По соображениям простейшего милосердия он выстрелил бы в террориста сразу же. Но из бандита еще следовало извлечь правду о Кевине, Элизабет и окаянном докторе Чильтоне, чья мальчишеская выходка, в конечном счете, заварила всю эту кровавую кашу.

Фрост приблизился.

Черная фигура еще продолжала местами гореть — напалм обладает пренеприятнейшим свойством прилипать намертво, а погасить его нельзя. Террорист с утробным воем повалился на бетон. Даже кататься, как непроизвольно делают все обожженные — тем паче, горящие, — он больше не мог.

Следовало спешить.

Момент истины уже настал.

— Я убью тебя выстрелом в голову, точным и безболезненным, — сообщил Фрост, — если сию секунду скажешь, где женщина и маленький мальчик. Также выкладывай, куда угнали самолет. Быстрее скажешь — быстрее избавишься от мук… Да, еще доктор Чильтон.
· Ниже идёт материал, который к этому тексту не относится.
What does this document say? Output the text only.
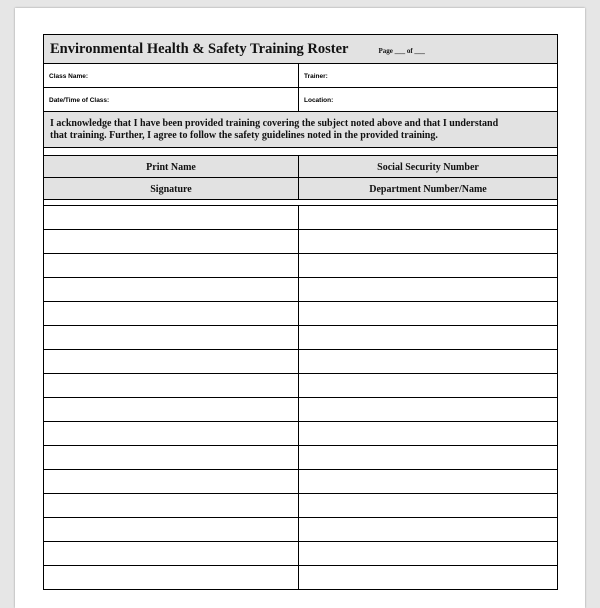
Environmental Health & Safety Training Roster	Page ___ of ___
Class Name:	Trainer:
Date/Time of Class:	Location:
I acknowledge that I have been provided training covering the subject noted above and that I understand
that training. Further, I agree to follow the safety guidelines noted in the provided training.
Print Name	Social Security Number
Signature	Department Number/Name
Капитан поднес дуло пистолета-пулемета к чудом оставшимся зрячими глазам на обугленной, испепеленной маске, недавно бывшей человеческим лицом.

Бандит застонал и не ответил.

Фрост заставил себя расхохотаться.

— Я служил во Вьетнаме, — сообщил он беззаботным тоном. — И знаю! даже с эдакими ожогами кое-кто ухитрялся прожить сутки, либо двое. Иногда и чуть подольше. Быстрее скажешь — быстрее умрешь.

— Двадцать километров… на северо-восток… Прогалина… сожженная хижина — только печная труба торчит… И бензовоз… Там — горючее для “Нетопыря”… Больше ничего… не знаю… Ниче…

Глаза террориста выкатились, будто их накачивали изнутри воздухом. Остановились. Полусожженная голова дернулась и замерла.

Фрост поглядел на оставшийся без употребления KG—9. Глубоко, тяжко вздохнул. Если скотина солгала перед смертью — Элизабет и Кевина можно считать покойниками. Стараясь не выблевать, он отвернулся. Лишь сейчас до наемника дошло, какой страшный запах паленой плоти стоит вокруг.

Но странным образом, он испытывал облегчение при мысли, что процедуру допроса взял на себя взорвавшийся при перестрелке напалм.

Пытками Фрост не пробавлялся ни разу в жизни.